Als Letzter nahm Mats Hummels die Medaille für den zweiten Platz entgegen und schlich mit hängenden Schultern am zwei Meter entfernten DFB-Pokal vorbei.

Das Spielfeld hatte er in der 78. Minute mit Krämpfen vorzeitig verlassen müssen, der Kapitän von Borussia Dortmund musste nach achteinhalb Jahren vorzeitig von Bord.

"Die Enttäuschung ist riesengroß. Über die Niederlage sowieso, aber vor allem auch darüber, dass ich es nicht hingekriegt habe über die komplette Distanz bis zum Ende mitzuwirken", sagte der Weltmeister nach der 3:4-Niederlage im Elfmeterschießen.

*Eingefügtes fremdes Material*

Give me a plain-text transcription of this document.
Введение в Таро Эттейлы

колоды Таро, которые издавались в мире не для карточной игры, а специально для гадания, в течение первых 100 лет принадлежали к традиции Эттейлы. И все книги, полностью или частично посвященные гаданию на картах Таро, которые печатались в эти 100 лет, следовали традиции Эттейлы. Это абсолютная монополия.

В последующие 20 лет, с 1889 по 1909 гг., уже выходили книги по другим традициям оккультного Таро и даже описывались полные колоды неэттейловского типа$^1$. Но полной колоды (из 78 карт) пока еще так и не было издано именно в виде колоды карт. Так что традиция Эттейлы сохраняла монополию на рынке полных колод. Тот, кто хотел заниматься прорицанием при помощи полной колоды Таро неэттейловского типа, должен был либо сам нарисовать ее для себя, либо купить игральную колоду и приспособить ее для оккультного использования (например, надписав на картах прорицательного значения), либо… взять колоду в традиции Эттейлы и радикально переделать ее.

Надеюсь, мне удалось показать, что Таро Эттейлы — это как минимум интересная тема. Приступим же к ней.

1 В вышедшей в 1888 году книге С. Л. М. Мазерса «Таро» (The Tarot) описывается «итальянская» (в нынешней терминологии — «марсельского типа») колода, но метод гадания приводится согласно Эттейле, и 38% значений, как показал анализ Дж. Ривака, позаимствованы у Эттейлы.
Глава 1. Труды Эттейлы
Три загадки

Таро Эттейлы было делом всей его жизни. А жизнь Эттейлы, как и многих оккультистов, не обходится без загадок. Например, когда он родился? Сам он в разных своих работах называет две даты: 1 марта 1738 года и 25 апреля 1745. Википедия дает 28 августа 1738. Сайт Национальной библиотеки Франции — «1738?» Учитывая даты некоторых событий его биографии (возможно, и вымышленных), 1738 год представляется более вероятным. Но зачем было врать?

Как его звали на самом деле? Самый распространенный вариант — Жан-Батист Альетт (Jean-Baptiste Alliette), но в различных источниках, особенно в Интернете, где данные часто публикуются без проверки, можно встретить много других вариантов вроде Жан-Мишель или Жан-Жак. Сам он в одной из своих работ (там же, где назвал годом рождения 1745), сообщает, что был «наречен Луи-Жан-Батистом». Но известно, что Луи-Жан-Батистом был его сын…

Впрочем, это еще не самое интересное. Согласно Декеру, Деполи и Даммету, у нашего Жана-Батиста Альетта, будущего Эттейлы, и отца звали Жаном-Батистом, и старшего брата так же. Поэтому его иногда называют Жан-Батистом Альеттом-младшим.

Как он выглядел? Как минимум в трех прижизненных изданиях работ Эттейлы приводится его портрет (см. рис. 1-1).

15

Hummels erlebte vor seinem Wechsel zum FC Bayern letztlich einen schmerzhaften Abgang hoch drei.

Meinungsverschiedenheit mit Tuchel

Zunächst hatte der Innenverteidiger Krämpfe im linken Bein, die er aber ausblenden konnte. "In einer Szene muss ich dann irgendeine Bewegung falsch gemacht haben, da ist es komplett in die Wade reingeschossen, also nicht nur ein kleiner Krampf. Dann war Schicht in der Wade", schilderte Hummels den entscheidenden Moment auf SPORT1-Nachfrage.

Nach dem Spiel wurde dann auch noch ein verdeckter Riss zwischen Kapitän Hummels und Trainer Thomas Tuchel offengelegt.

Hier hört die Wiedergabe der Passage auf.